Sicherungsmaßnahmen zum Schutz des Familienvermögens

© WATCHARA RITJAN

Am 7. April 2018 um 9:09 Uhr verschwand der Tengelmann-Erbe Karl-Erivan Haub am Matterhorn; seitdem wird er vermisst. Die Ehefrau und Kinder von Karl-Erivan streiten nun mit seinen Geschwistern, Christian und Georg, unter anderem darum, wie der Beirat von Tengelmann zu besetzen ist, wie sich die angebliche Erbschaftsteuer von 450 Mio. EUR finanzieren lässt, welche Folgen die Ausschlagung der Erbschaft durch die Ehefrau in Wyoming nach sich zieht oder wem das Antragsrecht nach dem Verschollenengesetz zusteht. Die Entwicklung und Implementierung einer langfristigen Notfallplanung ist nicht nur Aufgabe von Milliardären, sondern gerade auch von Unternehmerfamilien mit „kleineren“ Vermögen.
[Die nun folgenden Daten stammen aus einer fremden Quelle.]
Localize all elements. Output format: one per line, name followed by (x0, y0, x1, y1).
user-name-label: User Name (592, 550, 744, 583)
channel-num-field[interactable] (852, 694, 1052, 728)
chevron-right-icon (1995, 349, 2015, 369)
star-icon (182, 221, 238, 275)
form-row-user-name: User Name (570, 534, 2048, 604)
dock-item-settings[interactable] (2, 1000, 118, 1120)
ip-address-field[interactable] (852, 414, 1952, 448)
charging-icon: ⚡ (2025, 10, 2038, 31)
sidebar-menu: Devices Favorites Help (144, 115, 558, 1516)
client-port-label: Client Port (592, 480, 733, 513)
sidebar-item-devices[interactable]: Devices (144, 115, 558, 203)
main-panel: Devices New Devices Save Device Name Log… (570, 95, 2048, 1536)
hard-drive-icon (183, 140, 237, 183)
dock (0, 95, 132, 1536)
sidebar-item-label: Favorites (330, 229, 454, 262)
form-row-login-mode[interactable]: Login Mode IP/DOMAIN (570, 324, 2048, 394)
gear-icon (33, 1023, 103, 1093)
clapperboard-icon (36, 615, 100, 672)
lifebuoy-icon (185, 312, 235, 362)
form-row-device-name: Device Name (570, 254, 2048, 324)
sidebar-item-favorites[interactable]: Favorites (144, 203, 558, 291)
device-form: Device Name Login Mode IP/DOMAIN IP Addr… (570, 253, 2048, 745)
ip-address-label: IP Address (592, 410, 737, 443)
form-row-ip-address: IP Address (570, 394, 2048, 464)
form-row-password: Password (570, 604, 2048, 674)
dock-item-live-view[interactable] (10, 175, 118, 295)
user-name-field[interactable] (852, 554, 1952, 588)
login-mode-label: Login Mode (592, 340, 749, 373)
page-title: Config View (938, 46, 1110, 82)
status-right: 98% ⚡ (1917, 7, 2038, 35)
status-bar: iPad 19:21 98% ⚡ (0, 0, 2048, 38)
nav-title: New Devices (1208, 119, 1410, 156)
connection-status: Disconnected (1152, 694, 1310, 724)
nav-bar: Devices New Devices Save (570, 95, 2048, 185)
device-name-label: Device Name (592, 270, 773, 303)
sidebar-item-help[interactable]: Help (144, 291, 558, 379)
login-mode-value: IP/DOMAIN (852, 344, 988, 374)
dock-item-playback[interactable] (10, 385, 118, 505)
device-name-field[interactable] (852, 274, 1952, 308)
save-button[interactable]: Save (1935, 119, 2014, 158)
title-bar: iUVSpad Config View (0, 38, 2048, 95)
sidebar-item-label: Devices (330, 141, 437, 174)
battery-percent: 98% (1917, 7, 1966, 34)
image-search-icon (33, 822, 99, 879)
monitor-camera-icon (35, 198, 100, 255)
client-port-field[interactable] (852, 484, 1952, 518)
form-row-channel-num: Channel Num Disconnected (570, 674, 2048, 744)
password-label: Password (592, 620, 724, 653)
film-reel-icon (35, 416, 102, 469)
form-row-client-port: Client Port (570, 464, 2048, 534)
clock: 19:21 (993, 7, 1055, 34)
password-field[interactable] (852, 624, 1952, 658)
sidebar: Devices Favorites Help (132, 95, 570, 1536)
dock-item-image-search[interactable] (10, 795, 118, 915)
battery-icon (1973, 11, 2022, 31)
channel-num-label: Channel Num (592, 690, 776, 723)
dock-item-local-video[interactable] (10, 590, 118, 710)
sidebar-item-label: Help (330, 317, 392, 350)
Erster Schritt zum Schutz des Familienvermögens ist die Überprüfung von Testamenten, Erb- und Eheverträgen. Die zentrale Frage lautet: Führen die Verträge in einem Notfallszenario zum gewünschten Ergebnis? Bleiben die Familie und das Familienunternehmen im Katastrophenfall handlungsfähig? Tragen die Verträge den aktuellen Vermögensverhältnissen und der Versorgungssituation der Familienmitglieder ausreichend Rechnung? Stimmen die Verträge noch mit der aktuellen Gesetzeslage, neuer Rechtsprechung und den jüngsten Erlassen der Finanzverwaltung überein?

Familien-Compliance

Im Beratungsgespräch ist die Überraschung oft groß, wenn in bestimmten Konstellationen die Sprache auf das gesetzliche Pflichtteilsrecht des Ehegatten, Eltern oder Geschwister kommt oder der Umfang ehebedingter Ausgleichsansprüche nach deutschem oder ausländischem Recht erläutert wird. Bei Durchsicht des letzten Testaments oder Erbvertrags wird dann deutlich, dass Gegenstände vermächtnisweise zugewandt werden, die schon vor Jahren veräußert wurden, die Kinder stehen unter Testamentsvollstreckung, obwohl diese längst das Erwachsenenalter erreicht haben, und als Testamentsvollstrecker ist eine Person eingesetzt, mit der die Familie seit Jahren keinen Kontakt mehr pflegt oder die bereits verstorben ist.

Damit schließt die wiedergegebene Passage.